COVID-19 Forces Widespread Small Business Closures

Small Business

The coronavirus pandemic forced more than one-fifth of U.S. small businesses to close between February and April as minority- and women-owned businesses were hit hard, a new study shows.

A National Bureau of Economic Research analysis, The Impact of COVID-19 on Small Business Owners, said the number of active small business owners in the U.S. fell by 22% from 15 million in February to 11.7 million by the end of April.

“The drop in business owners was the largest on record, and losses were felt across nearly all industries and even for incorporated businesses,” Robert Fairlie, a University of California Santa Cruz economic professor, writes in the report.

By comparison, the Great Recession saw the number of business owners fall by 730,000, or 5%—far less than the 3.3 million owners the coronavirus claimed from February through April.

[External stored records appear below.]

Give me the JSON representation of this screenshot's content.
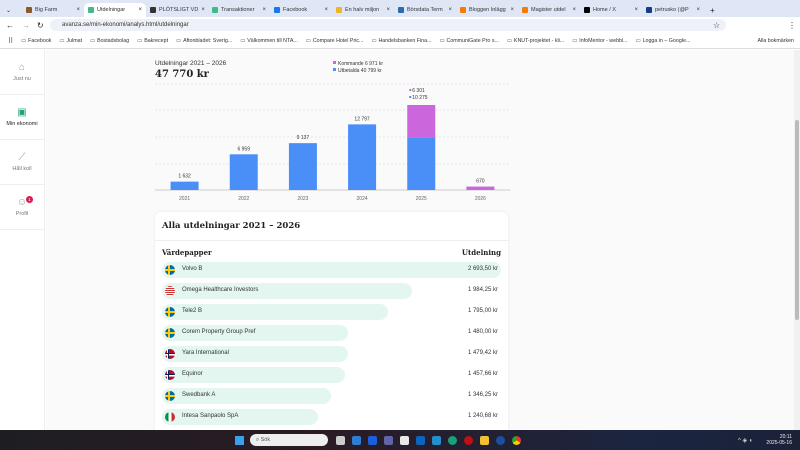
{
  "browser": {
    "tabs": [
      {
        "label": "Big Farm",
        "color": "#8a5a2a",
        "active": false
      },
      {
        "label": "Utdelningar",
        "color": "#3dbb8a",
        "active": true
      },
      {
        "label": "PLÖTSLIGT VD",
        "color": "#333333",
        "active": false
      },
      {
        "label": "Transaktioner",
        "color": "#3dbb8a",
        "active": false
      },
      {
        "label": "Facebook",
        "color": "#1877f2",
        "active": false
      },
      {
        "label": "En halv miljon",
        "color": "#f0b429",
        "active": false
      },
      {
        "label": "Börsdata Term",
        "color": "#2b6cb0",
        "active": false
      },
      {
        "label": "Bloggen Inlägg",
        "color": "#f57c00",
        "active": false
      },
      {
        "label": "Magister utdel",
        "color": "#f57c00",
        "active": false
      },
      {
        "label": "Home / X",
        "color": "#000000",
        "active": false
      },
      {
        "label": "petrusko (@P",
        "color": "#1a3a8a",
        "active": false
      }
    ],
    "url": "avanza.se/min-ekonomi/analys.html/utdelningar",
    "bookmarks": [
      "Facebook",
      "Julmat",
      "Bostadsbolag",
      "Bakrecept",
      "Aftonbladet: Sverig...",
      "Välkommen till NTA...",
      "Compare Hotel Pric...",
      "Handelsbanken Fina...",
      "CommuniGate Pro s...",
      "KNUT-projektet - kli...",
      "InfoMentor - webbl...",
      "Logga in – Google..."
    ],
    "all_bookmarks": "Alla bokmärken"
  },
  "sidebar": {
    "items": [
      {
        "label": "Just nu",
        "icon": "home-icon"
      },
      {
        "label": "Min ekonomi",
        "icon": "briefcase-icon"
      },
      {
        "label": "Håll koll",
        "icon": "chart-icon"
      },
      {
        "label": "Profil",
        "icon": "profile-icon",
        "badge": "1"
      }
    ]
  },
  "chart_data": {
    "type": "bar",
    "title": "Utdelningar 2021 – 2026",
    "total": "47 770 kr",
    "legend": [
      {
        "label": "Kommande 6 971 kr",
        "color": "#cc66dd"
      },
      {
        "label": "Utbetalda 40 799 kr",
        "color": "#4a8ef8"
      }
    ],
    "categories": [
      "2021",
      "2022",
      "2023",
      "2024",
      "2025",
      "2026"
    ],
    "series": [
      {
        "name": "Utbetalda",
        "color": "#4a8ef8",
        "values": [
          1632,
          6959,
          9137,
          12797,
          10275,
          0
        ]
      },
      {
        "name": "Kommande",
        "color": "#cc66dd",
        "values": [
          0,
          0,
          0,
          0,
          6301,
          670
        ]
      }
    ],
    "labels": [
      "1 632",
      "6 959",
      "9 137",
      "12 797",
      "",
      "670"
    ],
    "stack_labels": {
      "kommande": "6 301",
      "utbetalda": "10 275"
    },
    "ylim": [
      0,
      20000
    ]
  },
  "table": {
    "title": "Alla utdelningar 2021 – 2026",
    "col_security": "Värdepapper",
    "col_dividend": "Utdelning",
    "rows": [
      {
        "name": "Volvo B",
        "value": "2 693,50 kr",
        "amount": 2693.5,
        "flag": "se"
      },
      {
        "name": "Omega Healthcare Investors",
        "value": "1 984,25 kr",
        "amount": 1984.25,
        "flag": "us"
      },
      {
        "name": "Tele2 B",
        "value": "1 795,00 kr",
        "amount": 1795,
        "flag": "se"
      },
      {
        "name": "Corem Property Group Pref",
        "value": "1 480,00 kr",
        "amount": 1480,
        "flag": "se"
      },
      {
        "name": "Yara International",
        "value": "1 479,42 kr",
        "amount": 1479.42,
        "flag": "no"
      },
      {
        "name": "Equinor",
        "value": "1 457,66 kr",
        "amount": 1457.66,
        "flag": "no"
      },
      {
        "name": "Swedbank A",
        "value": "1 346,25 kr",
        "amount": 1346.25,
        "flag": "se"
      },
      {
        "name": "Intesa Sanpaolo SpA",
        "value": "1 240,68 kr",
        "amount": 1240.68,
        "flag": "it"
      }
    ]
  },
  "taskbar": {
    "search": "Sök",
    "time": "20:11",
    "date": "2025-05-16"
  }
}
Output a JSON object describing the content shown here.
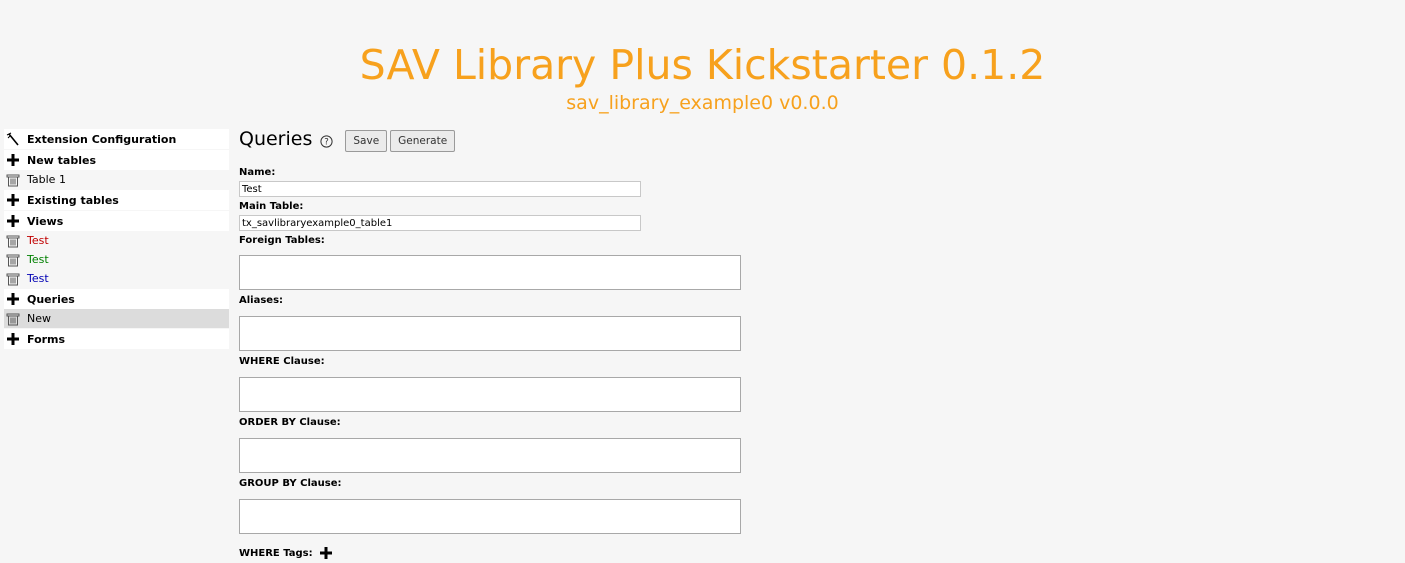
{
  "header": {
    "title": "SAV Library Plus Kickstarter 0.1.2",
    "subtitle": "sav_library_example0 v0.0.0"
  },
  "sidebar": {
    "items": [
      {
        "label": "Extension Configuration",
        "icon": "wand-icon"
      },
      {
        "label": "New tables",
        "icon": "plus-icon"
      },
      {
        "label": "Table 1",
        "icon": "trash-icon"
      },
      {
        "label": "Existing tables",
        "icon": "plus-icon"
      },
      {
        "label": "Views",
        "icon": "plus-icon"
      },
      {
        "label": "Test",
        "icon": "trash-icon",
        "color": "#c00000"
      },
      {
        "label": "Test",
        "icon": "trash-icon",
        "color": "#008000"
      },
      {
        "label": "Test",
        "icon": "trash-icon",
        "color": "#0000b4"
      },
      {
        "label": "Queries",
        "icon": "plus-icon"
      },
      {
        "label": "New",
        "icon": "trash-icon"
      },
      {
        "label": "Forms",
        "icon": "plus-icon"
      }
    ]
  },
  "main": {
    "title": "Queries",
    "help_icon": "help-icon",
    "save_label": "Save",
    "generate_label": "Generate",
    "fields": {
      "name_label": "Name:",
      "name_value": "Test",
      "main_table_label": "Main Table:",
      "main_table_value": "tx_savlibraryexample0_table1",
      "foreign_tables_label": "Foreign Tables:",
      "aliases_label": "Aliases:",
      "where_label": "WHERE Clause:",
      "order_by_label": "ORDER BY Clause:",
      "group_by_label": "GROUP BY Clause:",
      "where_tags_label": "WHERE Tags:"
    }
  },
  "colors": {
    "accent": "#f7a11d",
    "background": "#f6f6f6"
  }
}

The analysis also found that:

  • African-American owned businesses were hit the hardest by COVID-19, with a 41% drop from 1.1 million to 640,000
  • Immigrant-owned businesses fell 36% from 3.1 million to 2 million
  • Latino businesses fell by 32% from 2.1 million to 1.4 million
  • Asian businesses were down 26% from 888,000 to 658,000
  • Women-owned businesses decreased 25% from 5.4 million to 4 million
  • White-owned businesses fell 17% from 10.5 million to 8.7 million.

African-American businesses were hit the hardest by COVID-19, with a 41% decline.

The disproportionate impact on women-owned businesses “will only further increase gender inequality in business ownership and perhaps broader economic inequality,” Fairlie wrote.

“The negative early-stage impacts on minority- and immigrant-owned businesses, if prolonged, may be problematic for broader racial inequality because of the importance of minority businesses for local job creation and economic advancement.”

Sector Losses

The number of unincorporated small businesses fell from 7.8 million to 5.1 million, or 34%, while incorporated businesses dropped from 5.8 million to 4.7 million, or 20%.

The report, which Fairlie called the first analysis of the pandemic’s impact on small businesses, used nationally representative data from the April 2020 Current Population Survey.

Agriculture appears to be the only major industry the virus spared.

Construction, restaurants, hotels and transportation all faced large declines.

“Construction, restaurants, hotels and transportation all faced large declines in the number of business owners due to COVID-19,” the report said.

Construction businesses fell by 670,000 from 2.4 million to 1.7 million.

“Although construction businesses experience a lot of swings in demand, it is not clear how many of these business owners will be able to come back,” the report said.

Long-Term Impact

Other small business sectors that were hurt include arts and leisure, accommodations, restaurants, transportation services, and retail.

The pandemic’s long-term impact on small businesses could be devastating, the report said.

“Many of these closures may be permanent because of the inability to pay ongoing expenses and survive the shutdown.”

“Many of these closures may be permanent because of the inability to pay ongoing expenses and survive the shutdown.”

The analysis notes that the Payroll Protection Program, despite some controversies, provided $669 billion to small businesses with more still available.

But it warns that any further large closure of small businesses will likely “have a dramatic effect on employee job losses, further income inequality, and contribute to a prolonged recession.”